What is interesting is the directors that helped shape The Nutcracker. Originally it was just Lasse Hallström (Chocolat, Cider House Rules, What’s Eating Gilbert Grape), but there was almost a month of reshoots that was done by Joe Johnston (original Jumanji, Captain America, Honey I Shrunk the Kids), and both decided to share the directorial credit. They are stalwarts in the industry with impressive titles behind them, but you don’t see much of either style in Nutcracker. They did well in crafting Foy into a strong Clara, as well as guiding green newcomer Jayden Fowora-Knight, who plays the pivotal Nutcracker, although his role is quite small compared to previous renditions. He’s quite a charmer with a hint of sweet naivety, and would be interesting to see what he does next. 

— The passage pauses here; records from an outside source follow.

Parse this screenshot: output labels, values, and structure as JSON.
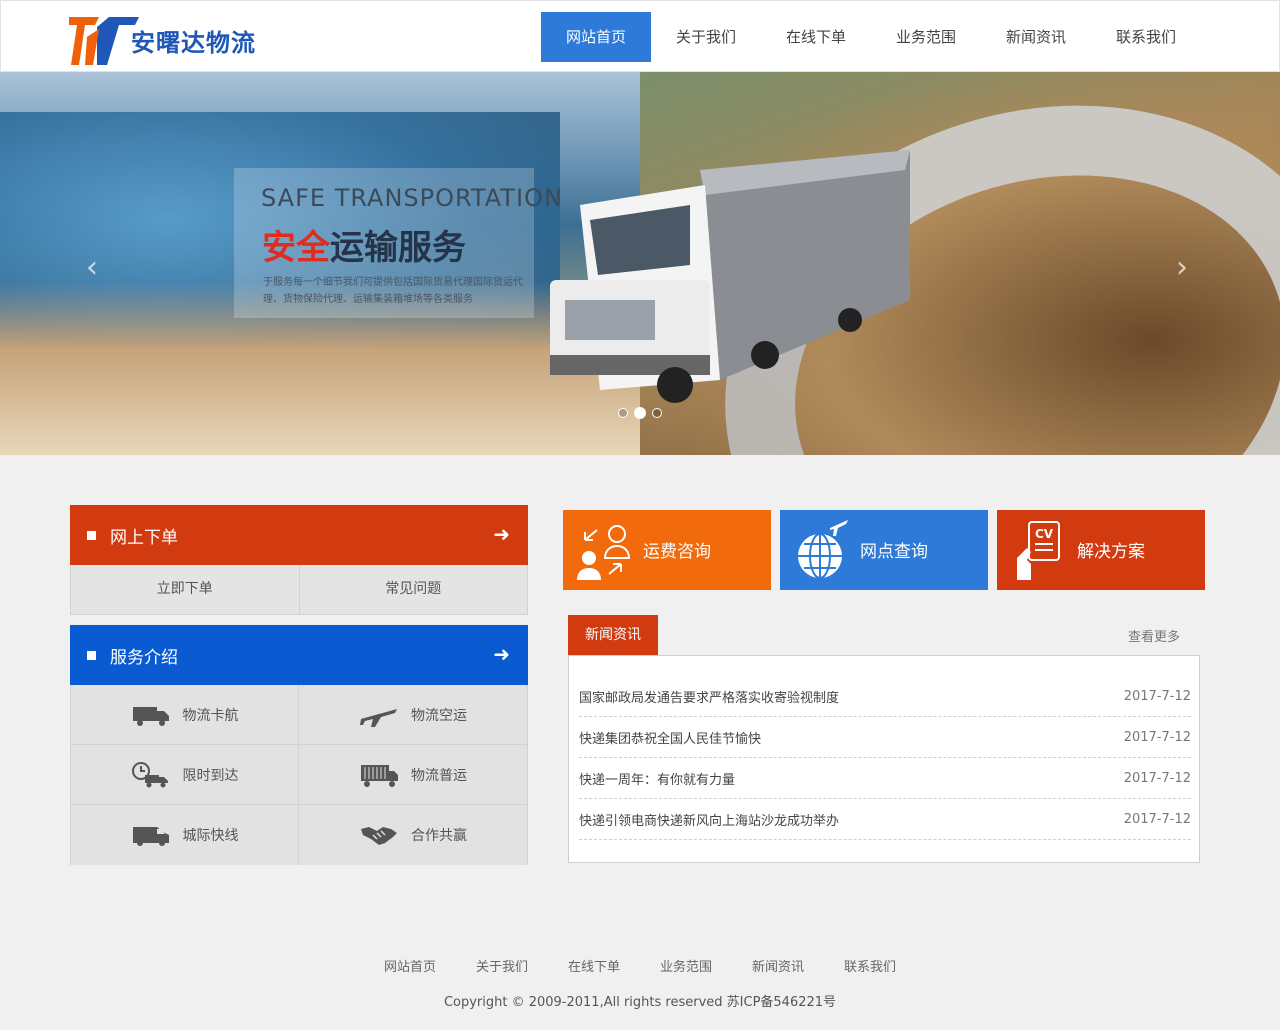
{
  "brand": {
    "name": "安曙达物流",
    "logo_colors": [
      "#f0600a",
      "#1e57b8"
    ]
  },
  "nav": {
    "items": [
      "网站首页",
      "关于我们",
      "在线下单",
      "业务范围",
      "新闻资讯",
      "联系我们"
    ],
    "active_index": 0
  },
  "banner": {
    "title_en": "SAFE TRANSPORTATION",
    "title_cn_red": "安全",
    "title_cn_dark": "运输服务",
    "desc": "于服务每一个细节我们可提供包括国际货易代理国际货运代理、货物保险代理、运输集装箱堆场等各类服务",
    "prev_icon": "‹",
    "next_icon": "›",
    "slides_total": 3,
    "slide_active": 2
  },
  "order_panel": {
    "title": "网上下单",
    "arrow": "➜",
    "buttons": [
      "立即下单",
      "常见问题"
    ]
  },
  "service_panel": {
    "title": "服务介绍",
    "arrow": "➜",
    "items": [
      {
        "label": "物流卡航",
        "icon": "truck-icon"
      },
      {
        "label": "物流空运",
        "icon": "airplane-icon"
      },
      {
        "label": "限时到达",
        "icon": "clock-truck-icon"
      },
      {
        "label": "物流普运",
        "icon": "container-icon"
      },
      {
        "label": "城际快线",
        "icon": "van-icon"
      },
      {
        "label": "合作共赢",
        "icon": "handshake-icon"
      }
    ]
  },
  "tiles": [
    {
      "label": "运费咨询",
      "color": "#f16a0c",
      "icon": "consult-icon"
    },
    {
      "label": "网点查询",
      "color": "#2e7ad9",
      "icon": "globe-plane-icon"
    },
    {
      "label": "解决方案",
      "color": "#d23a10",
      "icon": "cv-icon"
    }
  ],
  "news": {
    "tab": "新闻资讯",
    "more": "查看更多",
    "items": [
      {
        "title": "国家邮政局发通告要求严格落实收寄验视制度",
        "date": "2017-7-12"
      },
      {
        "title": "快递集团恭祝全国人民佳节愉快",
        "date": "2017-7-12"
      },
      {
        "title": "快递一周年：有你就有力量",
        "date": "2017-7-12"
      },
      {
        "title": "快递引领电商快递新风向上海站沙龙成功举办",
        "date": "2017-7-12"
      }
    ]
  },
  "footer": {
    "nav": [
      "网站首页",
      "关于我们",
      "在线下单",
      "业务范围",
      "新闻资讯",
      "联系我们"
    ],
    "copyright": "Copyright © 2009-2011,All rights reserved 苏ICP备546221号"
  }
}
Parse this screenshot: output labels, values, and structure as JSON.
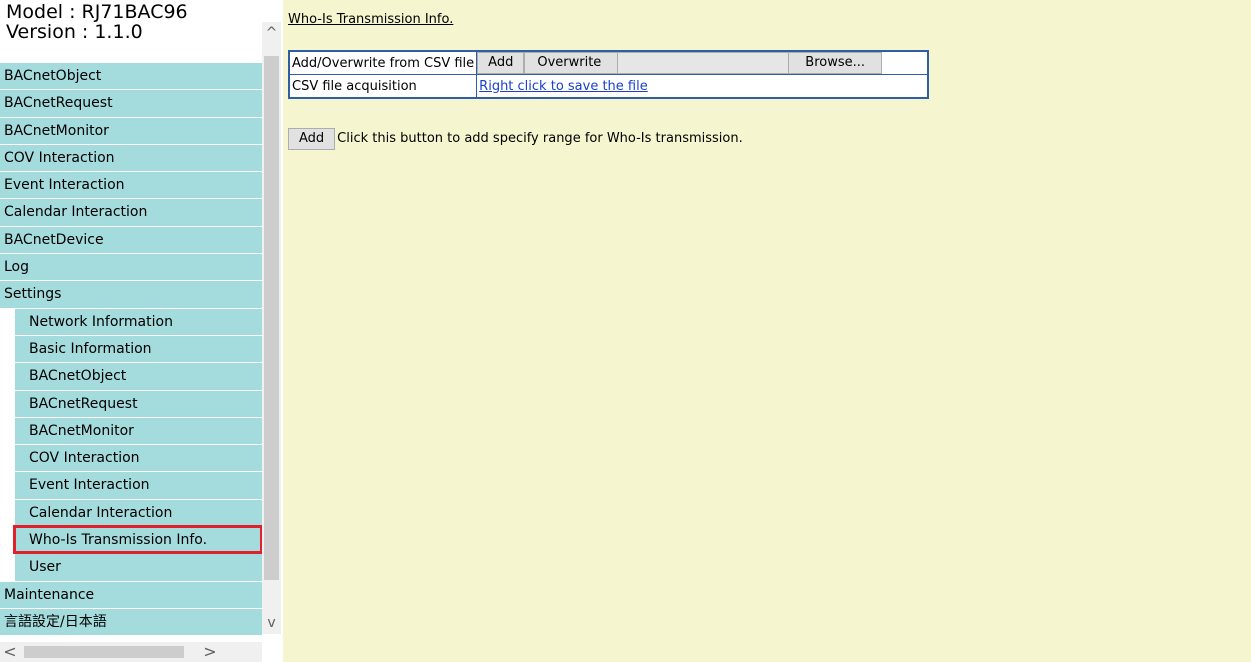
{
  "sidebar": {
    "model": "Model : RJ71BAC96",
    "version": "Version : 1.1.0",
    "items": [
      {
        "label": "BACnetObject"
      },
      {
        "label": "BACnetRequest"
      },
      {
        "label": "BACnetMonitor"
      },
      {
        "label": "COV Interaction"
      },
      {
        "label": "Event Interaction"
      },
      {
        "label": "Calendar Interaction"
      },
      {
        "label": "BACnetDevice"
      },
      {
        "label": "Log"
      },
      {
        "label": "Settings"
      },
      {
        "label": "Network Information"
      },
      {
        "label": "Basic Information"
      },
      {
        "label": "BACnetObject"
      },
      {
        "label": "BACnetRequest"
      },
      {
        "label": "BACnetMonitor"
      },
      {
        "label": "COV Interaction"
      },
      {
        "label": "Event Interaction"
      },
      {
        "label": "Calendar Interaction"
      },
      {
        "label": "Who-Is Transmission Info."
      },
      {
        "label": "User"
      },
      {
        "label": "Maintenance"
      },
      {
        "label": "言語設定/日本語"
      }
    ],
    "selected": "Who-Is Transmission Info.",
    "highlight_color": "#e0202a",
    "item_color": "#a4dbdd"
  },
  "scrollbars": {
    "up_arrow": "^",
    "down_arrow": "v",
    "left_arrow": "<",
    "right_arrow": ">"
  },
  "main": {
    "title": "Who-Is Transmission Info.",
    "background": "#f5f5cf",
    "csv_table": {
      "row1_label": "Add/Overwrite from CSV file",
      "add_button": "Add",
      "overwrite_button": "Overwrite",
      "browse_button": "Browse...",
      "row2_label": "CSV file acquisition",
      "row2_link": "Right click to save the file"
    },
    "add_button": "Add",
    "add_hint": "Click this button to add specify range for Who-Is transmission."
  }
}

The Nutcracker and the Four Realms is very obviously a Disney film, with some similar stylings to that of the modern Alice in Wonderland series, and while the story is unimaginative and predictable, its beauty is what will entertain the audience. Ballet lovers will be enthralled by it, and the younger generation will fall in love with Nutcracker anew that luckily isn’t Barbie.